Nello stesso anno, però, IO era attesa da un cambiamento molto più grande: se la software house era diventata parte di Eidos Interactive, Eidos Interactive divenne parte di Square Enix. Il gigante giapponese dei videogiochi acquisì l’intera compagnia per circa 84 milioni di sterline, ribattezzandola Square Enix Europe. Fu la fine di Eidos Interactive così come era conosciuta, anche se la mossa non generò nessun licenziamento e la neonata SE Europe continuò a supervisionare tutti i team europei di proprietà di Square Enix, compresa la compagnia danese autrice di Hitman.
L’outsourcing a Shanghai
Era il 2010 quando IO Interactive diede i natali a Kane & Lynch 2: Dog Days, che come il precedente non riuscì a colpire completamente la critica specializzata. Un avvenimento molto importante in quegli anni fu, però, il fatto che la compagnia avesse iniziato a dare la realizzazione di alcuni aspetti grafici dei suoi giochi in outsourcing.

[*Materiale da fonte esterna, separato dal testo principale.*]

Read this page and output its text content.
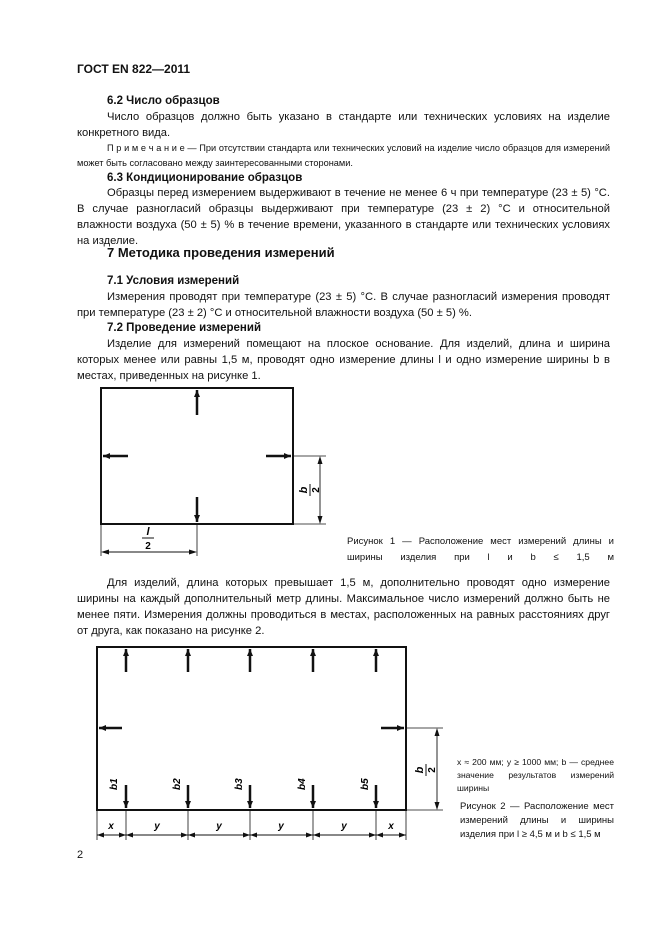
ГОСТ EN 822—2011
6.2 Число образцов
Число образцов должно быть указано в стандарте или технических условиях на изделие конкретного вида.
П р и м е ч а н и е — При отсутствии стандарта или технических условий на изделие число образцов для измерений может быть согласовано между заинтересованными сторонами.
6.3 Кондиционирование образцов
Образцы перед измерением выдерживают в течение не менее 6 ч при температуре (23 ± 5) °С. В случае разногласий образцы выдерживают при температуре (23 ± 2) °С и относительной влажности воздуха (50 ± 5) % в течение времени, указанного в стандарте или технических условиях на изделие.
7 Методика проведения измерений
7.1 Условия измерений
Измерения проводят при температуре (23 ± 5) °С. В случае разногласий измерения проводят при температуре (23 ± 2) °С и относительной влажности воздуха (50 ± 5) %.
7.2 Проведение измерений
Изделие для измерений помещают на плоское основание. Для изделий, длина и ширина которых менее или равны 1,5 м, проводят одно измерение длины l и одно измерение ширины b в местах, приведенных на рисунке 1.
l
2
b 2
b1	b2	b3	b4	b5
b 2
x	y	y	y	y	x
Рисунок 1 — Расположение мест измерений длины и ширины изделия при l и b ≤ 1,5 м
Для изделий, длина которых превышает 1,5 м, дополнительно проводят одно измерение ширины на каждый дополнительный метр длины. Максимальное число измерений должно быть не менее пяти. Измерения должны проводиться в местах, расположенных на равных расстояниях друг от друга, как показано на рисунке 2.
x ≈ 200 мм; y ≥ 1000 мм; b — среднее значение результатов измерений ширины
Рисунок 2 — Расположение мест измерений длины и ширины изделия при l ≥ 4,5 м и b ≤ 1,5 м
2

Significa, in breve, che non è più lo studio in prima persona a occuparsene, ma che questi lavori vengono affidati a terzi che compiono il lavoro in coordinazione con il team principale, pagati per la mansione, consegnandolo come richiesto. Si tratta di una pratica molto utilizzata nell’industria dei videogiochi, anche e soprattutto per la realizzazione di DLC.
Il dirigente della software house a quel punto, Niels Jørgensen, spiegò che i motivi del ricorso all’outsourcing erano i costi di vita troppo alti in Scandinavia, che portarono a cercare soluzioni più economiche, per potenziare il personale, all’assunzione e il trasferimento in Danimarca del personale. Nell’opera di outsourcing, comunque, IO volle affiancare al team cinese due rappresentanti danesi del team, con uno dei due che rimase permanentemente presso la sede orientale per aiutare nello svolgimento del lavoro.
La riorganizzazione non mancò, però, di arrivare a dei licenziamenti: era il 2010 quando IO lasciò andare prima 35 e poi 30 sviluppatori (il team era arrivato a 200 dipendenti), sembra in seguito alla cancellazione di un misterioso progetto che stava venendo sviluppato sotto l’ala protettrice di Microsoft.
L’assoluzione di Hitman
Dopo questo periodo di scossoni e acquisizioni, IO Interactive poté tornare a concentrarsi sulla saga Hitman, che vide nel 2012 la pubblicazione di Hitman: Absolution – episodio che si concentrava un po’ meno sulle meccaniche sandbox per favorire un approccio più cinematografico, che attirò nuovi fan ma correndo il rischio di far storcere il naso a quelli di lunga data. Le recensioni furono comunque estremamente positive e il gioco venne anche anticipato dallo spin-off Hitman: Sniper Challenge, in cui l’Agente 47 era chiamato a cecchinare alla distanza i suoi bersagli.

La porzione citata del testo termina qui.